"You only have to do one thing. Taking a penalty is really quite simple: you either miss it, or you score."
Dirk Kuyt is, of course, quite right. The penalty kick - a free shot from 12 yards, with no defenders around and time to pick your spot - should be among football's more straightforward tasks. In a FIFA World Cup™ shoot-out, though, it is anything but.
With a nation's hopes resting on the taker's shoulders, and the entire world watching, the pressure - as some of the game's all-time greats will testify - can make the simple seem near-impossible. The Netherlands have a patchier history than most when it comes to these shoot-outs, and faced with a goalkeeper in Keylor Navas who had thwarted Greece in the previous round, they had plenty of reasons to be fearful.
Yet it was at this time, with all the omens seeming to favour Costa Rica, that the Oranje's senior stars led by example. In the history of World Cup shoot-outs, there is unlikely to have been a better collection of spot kicks than those dispatched by Kuyt, Robin van Persie, Arjen Robben and Wesley Sneijder, all of whom proved nerveless and technically flawless. And despite all four having toiled tirelessly throughout the preceding 120 minutes, Kuyt told FIFA that weary legs were never likely to be an issue.
"To be honest, when it comes down to [taking the penalty], you don't think about that," he said. "You've just got so much adrenaline in your body. There's a lot of pressure though, so you try to focus only on taking the penalty. Basically, you feel nothing, and in that moment it's decided whether those 120 minutes of running have all been worth it or not.
"The players took the penalties very well, one by one, and then Tim [Krul] worked his magic. He was intimidating the opposition players and gave it his all. That's part of the strength of this squad. We have 23 players and they're all very good at what they do.
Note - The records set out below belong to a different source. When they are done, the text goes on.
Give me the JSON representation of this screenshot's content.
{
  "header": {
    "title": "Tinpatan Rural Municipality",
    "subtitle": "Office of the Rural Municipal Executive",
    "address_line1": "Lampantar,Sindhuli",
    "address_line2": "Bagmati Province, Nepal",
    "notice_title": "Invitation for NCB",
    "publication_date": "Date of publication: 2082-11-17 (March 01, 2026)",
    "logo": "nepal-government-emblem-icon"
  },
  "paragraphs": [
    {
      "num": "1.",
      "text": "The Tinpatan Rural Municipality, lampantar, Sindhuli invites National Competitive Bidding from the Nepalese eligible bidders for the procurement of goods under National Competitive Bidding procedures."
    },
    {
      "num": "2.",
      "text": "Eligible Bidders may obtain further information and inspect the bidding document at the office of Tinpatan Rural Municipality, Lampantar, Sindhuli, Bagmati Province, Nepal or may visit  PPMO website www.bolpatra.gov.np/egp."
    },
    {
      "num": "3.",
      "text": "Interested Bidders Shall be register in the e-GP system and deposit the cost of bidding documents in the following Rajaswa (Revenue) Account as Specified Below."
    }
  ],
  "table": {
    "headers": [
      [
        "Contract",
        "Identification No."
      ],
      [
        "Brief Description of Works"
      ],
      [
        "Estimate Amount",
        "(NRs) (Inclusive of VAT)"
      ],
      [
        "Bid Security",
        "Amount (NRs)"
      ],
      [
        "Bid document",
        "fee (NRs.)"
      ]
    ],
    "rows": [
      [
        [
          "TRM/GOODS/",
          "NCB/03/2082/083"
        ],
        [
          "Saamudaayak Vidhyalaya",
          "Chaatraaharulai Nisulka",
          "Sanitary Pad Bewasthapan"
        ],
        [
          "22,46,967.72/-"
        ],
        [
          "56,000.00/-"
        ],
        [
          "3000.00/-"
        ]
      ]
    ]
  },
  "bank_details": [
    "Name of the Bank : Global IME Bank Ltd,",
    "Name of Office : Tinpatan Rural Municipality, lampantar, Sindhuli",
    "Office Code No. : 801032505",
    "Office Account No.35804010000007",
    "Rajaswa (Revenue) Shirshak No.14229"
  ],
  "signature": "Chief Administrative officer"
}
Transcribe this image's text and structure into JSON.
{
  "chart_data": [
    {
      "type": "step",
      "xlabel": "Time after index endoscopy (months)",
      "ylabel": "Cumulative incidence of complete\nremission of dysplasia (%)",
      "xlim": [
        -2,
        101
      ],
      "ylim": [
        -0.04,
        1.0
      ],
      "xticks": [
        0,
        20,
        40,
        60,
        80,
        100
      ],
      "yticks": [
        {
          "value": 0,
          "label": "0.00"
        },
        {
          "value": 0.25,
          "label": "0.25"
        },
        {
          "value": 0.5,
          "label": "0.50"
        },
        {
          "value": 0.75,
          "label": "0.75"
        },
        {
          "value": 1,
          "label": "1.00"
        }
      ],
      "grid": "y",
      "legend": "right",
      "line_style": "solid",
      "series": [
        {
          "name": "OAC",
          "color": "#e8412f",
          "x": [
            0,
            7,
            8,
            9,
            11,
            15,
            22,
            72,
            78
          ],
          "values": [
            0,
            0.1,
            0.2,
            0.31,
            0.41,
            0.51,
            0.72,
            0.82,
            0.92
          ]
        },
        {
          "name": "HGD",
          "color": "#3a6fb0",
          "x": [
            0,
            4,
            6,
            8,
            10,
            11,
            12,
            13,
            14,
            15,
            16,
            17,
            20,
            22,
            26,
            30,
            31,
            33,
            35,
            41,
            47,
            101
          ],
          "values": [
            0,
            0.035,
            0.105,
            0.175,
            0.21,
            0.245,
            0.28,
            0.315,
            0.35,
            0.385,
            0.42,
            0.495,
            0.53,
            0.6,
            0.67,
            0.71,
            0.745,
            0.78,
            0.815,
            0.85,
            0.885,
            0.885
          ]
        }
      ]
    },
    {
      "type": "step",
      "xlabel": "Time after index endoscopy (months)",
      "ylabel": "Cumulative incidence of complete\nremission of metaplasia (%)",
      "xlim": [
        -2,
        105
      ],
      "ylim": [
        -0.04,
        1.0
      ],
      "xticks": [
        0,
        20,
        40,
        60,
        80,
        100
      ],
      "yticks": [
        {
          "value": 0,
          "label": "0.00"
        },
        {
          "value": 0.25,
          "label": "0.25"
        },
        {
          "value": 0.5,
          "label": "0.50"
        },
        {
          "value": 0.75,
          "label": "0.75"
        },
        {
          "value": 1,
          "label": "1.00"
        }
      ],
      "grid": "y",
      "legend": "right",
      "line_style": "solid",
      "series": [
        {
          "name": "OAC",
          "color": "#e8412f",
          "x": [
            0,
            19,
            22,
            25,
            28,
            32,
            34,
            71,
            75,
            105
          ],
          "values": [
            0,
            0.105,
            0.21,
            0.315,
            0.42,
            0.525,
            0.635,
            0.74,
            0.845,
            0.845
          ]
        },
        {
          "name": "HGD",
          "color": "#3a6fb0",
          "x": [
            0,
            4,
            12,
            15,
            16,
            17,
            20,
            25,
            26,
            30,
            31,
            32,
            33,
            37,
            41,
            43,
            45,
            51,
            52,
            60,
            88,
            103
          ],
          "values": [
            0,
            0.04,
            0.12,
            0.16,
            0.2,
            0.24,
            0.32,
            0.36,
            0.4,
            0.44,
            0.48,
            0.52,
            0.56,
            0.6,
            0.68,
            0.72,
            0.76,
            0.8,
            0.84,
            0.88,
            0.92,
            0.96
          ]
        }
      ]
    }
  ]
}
Any time the manager needs them, they are there. We proved once again that we're not doing it with only 11 players. We are all one team - one team with one goal."
You feel nothing, and in that moment it's decided whether those 120 minutes of running have all been worth it or not.
Certainly, no other manager at Brazil 2014 has utilised his squad quite Louis van Gaal, with Krul the 21st of his 23 players to have participated. Only midfielder Jordy Clasie and Michel Vorm, the team's third goalkeeper, have yet to see action, offering concrete evidence of a genuine collective effort. That in turn is helping to create a unity that has been evident in the team's performances thus far, with Kuyt insisting that, even in being taken to penalties by Los Ticos, the Dutch still shone.
"Everything was there," he said of the performance. "I think we played a very good game - the ball just didn't want to go in. Normally, with the positions that our forwards were in, we would have scored five or six. But sometimes that happens in football.
"I'm just so proud of this team because we didn't give up for a second, neither in regular time nor in extra time - and not at all during the penalties. I think we showed, during those 120 minutes as well as in the shootout, that we really wanted to win this game and continue to the semi-finals. And finally we got what we deserved."
The Netherlands' reward is an even tougher test - almost certainly their toughest yet - with Argentina awaiting in a Sao Paulo semi-final. And while La Albiceleste struggled against Belgium before eking out a drab 1-0 win, Kuyt is under no illusions about the threat that they pose.
"Argentina are a world-class team," he said, "and they deserve to be in the last four. But we want to measure ourselves against the best, and not only measure - but win. That's why we're here. The semi-finals are fantastic but we know what it feels like to lose a World Cup, and we would love to win [the Trophy]. That's our goal."